With wearables, the functions can be switched on and off by means of a button on the battery or power source, for example. On heated car seats and door heaters, the switch is generally hidden beneath the surface fabric. Electrical contacts for this purpose can be precisely positioned in the composite during the laminating process, with contact wires passing out of the composite to connect them to the electronic controller. Hence a finger pressing on the button can trigger an invisible switch through the surface.

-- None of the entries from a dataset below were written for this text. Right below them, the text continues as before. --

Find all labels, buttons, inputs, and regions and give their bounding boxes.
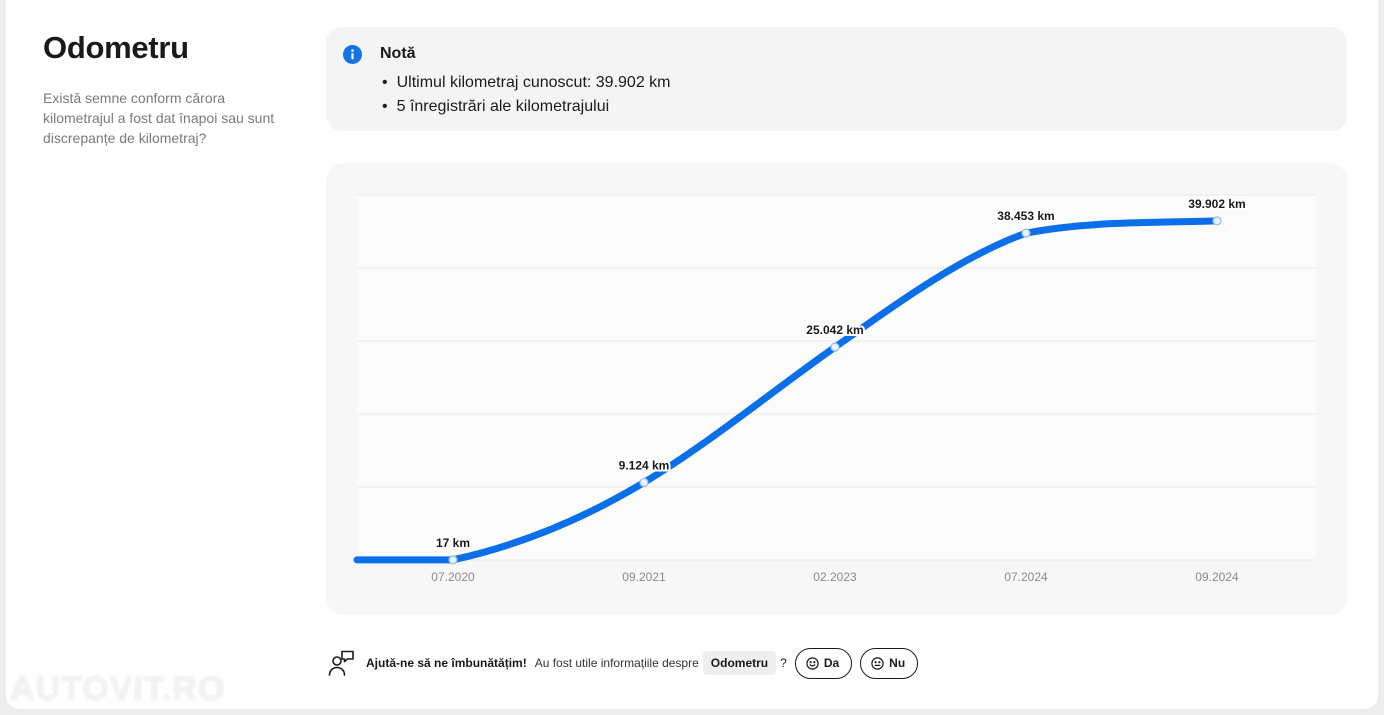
note-title: Notă — [380, 45, 416, 62]
feedback-prompt-text: Au fost utile informațiile despre — [534, 656, 699, 670]
info-icon — [343, 45, 362, 64]
watermark-logo: AUTOVIT.RO — [10, 670, 226, 708]
page-title: Odometru — [43, 30, 189, 65]
x-tick-label: 09.2021 — [622, 570, 666, 584]
x-tick-label: 02.2023 — [813, 570, 857, 584]
data-point — [830, 342, 840, 352]
plot-area — [357, 195, 1316, 560]
feedback-question-mark: ? — [780, 656, 787, 670]
note-item-last-mileage: Ultimul kilometraj cunoscut: 39.902 km — [382, 71, 671, 95]
mileage-line-chart: 17 km 07.2020 9.124 km 09.2021 25.042 km 02.2… — [353, 194, 1316, 584]
neutral-face-icon — [871, 656, 884, 670]
data-label: 25.042 km — [806, 323, 863, 337]
x-tick-label: 09.2024 — [1195, 570, 1239, 584]
feedback-prompt-strong: Ajută-ne să ne îmbunătățim! — [366, 656, 527, 670]
data-point — [448, 555, 458, 565]
x-tick-label: 07.2020 — [431, 570, 475, 584]
data-label: 17 km — [436, 536, 470, 550]
feedback-topic-tag: Odometru — [702, 651, 777, 675]
feedback-yes-label: Da — [823, 656, 840, 670]
smile-icon — [806, 656, 819, 670]
data-label: 38.453 km — [997, 209, 1054, 223]
feedback-bar: Ajută-ne să ne îmbunătățim! Au fost util… — [327, 647, 926, 679]
data-label: 39.902 km — [1188, 197, 1245, 211]
mileage-chart-card: 17 km 07.2020 9.124 km 09.2021 25.042 km 02.2… — [326, 163, 1347, 615]
note-list: Ultimul kilometraj cunoscut: 39.902 km 5… — [382, 71, 671, 119]
section-header: Odometru Există semne conform cărora kil… — [43, 30, 293, 148]
note-item-records-count: 5 înregistrări ale kilometrajului — [382, 95, 671, 119]
feedback-chat-icon — [327, 648, 357, 678]
data-point — [639, 477, 649, 488]
data-point — [1021, 228, 1031, 238]
data-point — [1212, 216, 1222, 226]
feedback-yes-button[interactable]: Da — [794, 647, 853, 679]
feedback-no-button[interactable]: Nu — [860, 647, 919, 679]
x-tick-label: 07.2024 — [1004, 570, 1048, 584]
section-description: Există semne conform cărora kilometrajul… — [43, 90, 275, 146]
feedback-no-label: Nu — [889, 656, 906, 670]
note-box: Notă Ultimul kilometraj cunoscut: 39.902… — [326, 27, 1347, 131]
data-label: 9.124 km — [619, 458, 670, 472]
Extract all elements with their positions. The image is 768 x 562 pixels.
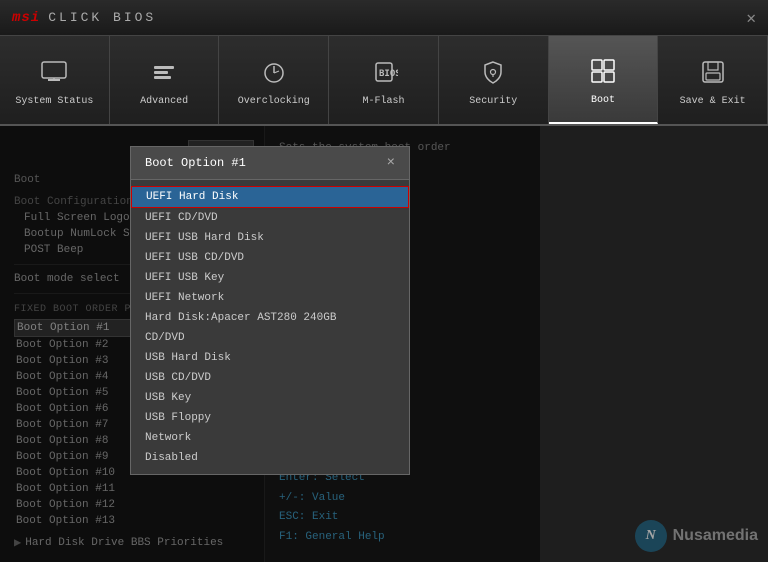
modal-option-usb-cdvd[interactable]: USB CD/DVD [131,368,409,388]
security-label: Security [469,96,517,107]
navigation-bar: System Status Advanced Overclocking BIOS M-F… [0,36,768,126]
save-exit-label: Save & Exit [680,96,746,107]
nav-item-security[interactable]: Security [439,36,549,124]
modal-option-uefi-cdvd[interactable]: UEFI CD/DVD [131,208,409,228]
m-flash-icon: BIOS [366,54,402,90]
close-button[interactable]: ✕ [746,8,756,28]
watermark: N Nusamedia [635,520,758,552]
modal-option-usb-hdd[interactable]: USB Hard Disk [131,348,409,368]
main-content: BACK ↩ Boot Boot Configuration Full Scre… [0,126,768,562]
overclocking-icon [256,54,292,90]
nav-item-advanced[interactable]: Advanced [110,36,220,124]
security-icon [475,54,511,90]
modal-option-cdvd[interactable]: CD/DVD [131,328,409,348]
system-status-icon [36,54,72,90]
watermark-icon: N [635,520,667,552]
save-exit-icon [695,54,731,90]
modal-option-uefi-hdd[interactable]: UEFI Hard Disk [131,186,409,208]
nav-item-system-status[interactable]: System Status [0,36,110,124]
modal-option-usb-key[interactable]: USB Key [131,388,409,408]
advanced-icon [146,54,182,90]
logo: msi [12,10,40,26]
advanced-label: Advanced [140,96,188,107]
modal-option-uefi-usb-key[interactable]: UEFI USB Key [131,268,409,288]
modal-option-uefi-network[interactable]: UEFI Network [131,288,409,308]
boot-icon [585,53,621,89]
nav-item-boot[interactable]: Boot [549,36,659,124]
nav-item-save-exit[interactable]: Save & Exit [658,36,768,124]
modal-option-uefi-usb-cdvd[interactable]: UEFI USB CD/DVD [131,248,409,268]
nav-item-overclocking[interactable]: Overclocking [219,36,329,124]
watermark-text: Nusamedia [673,527,758,545]
modal-option-disabled[interactable]: Disabled [131,448,409,468]
app-name: CLICK BIOS [48,10,156,25]
modal-option-hdd-apacer[interactable]: Hard Disk:Apacer AST280 240GB [131,308,409,328]
overclocking-label: Overclocking [238,96,310,107]
modal-close-button[interactable]: × [387,155,395,171]
svg-text:BIOS: BIOS [379,69,398,79]
modal-title: Boot Option #1 [145,156,246,170]
m-flash-label: M-Flash [363,96,405,107]
modal-overlay: Boot Option #1 × UEFI Hard Disk UEFI CD/… [0,126,540,562]
boot-label: Boot [591,95,615,106]
nav-item-m-flash[interactable]: BIOS M-Flash [329,36,439,124]
modal-option-usb-floppy[interactable]: USB Floppy [131,408,409,428]
system-status-label: System Status [15,96,93,107]
title-bar: msi CLICK BIOS ✕ [0,0,768,36]
boot-option-modal: Boot Option #1 × UEFI Hard Disk UEFI CD/… [130,146,410,475]
modal-body: UEFI Hard Disk UEFI CD/DVD UEFI USB Hard… [131,180,409,474]
modal-header: Boot Option #1 × [131,147,409,180]
modal-option-uefi-usb-hdd[interactable]: UEFI USB Hard Disk [131,228,409,248]
modal-option-network[interactable]: Network [131,428,409,448]
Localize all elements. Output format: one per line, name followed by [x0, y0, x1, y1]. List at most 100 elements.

The sensitivity of the switching unit can be set so that the presence of the finger is detected even before it touches the surface of the switch, and triggers activation of the switching process. In the automotive field, haptic feedback – a physical indication that a switch has been activated – is necessary so that the driver is informed that the required function has been activated without even needing to look at it. Tiny vibrators such as those used in mobile phones, for example, can be incorporated into the laminate for this purpose. Alternatively, the feedback motors might instead be built into an entirely different location; for example, feedback from a contactless window winder could be positioned at elbow level in the armrest. The possibilities are almost endless, so further exciting uses for smart textiles are anticipated!

“In addition to wearables, FLT GmbH covers two other fields – automotive, home and living,” says Björn Sobischek, FLT Director. “And we have just added the medical field, with further new possibilities of its own. Each division has its own quite particular requirements, so our new developments are always very project-specific.”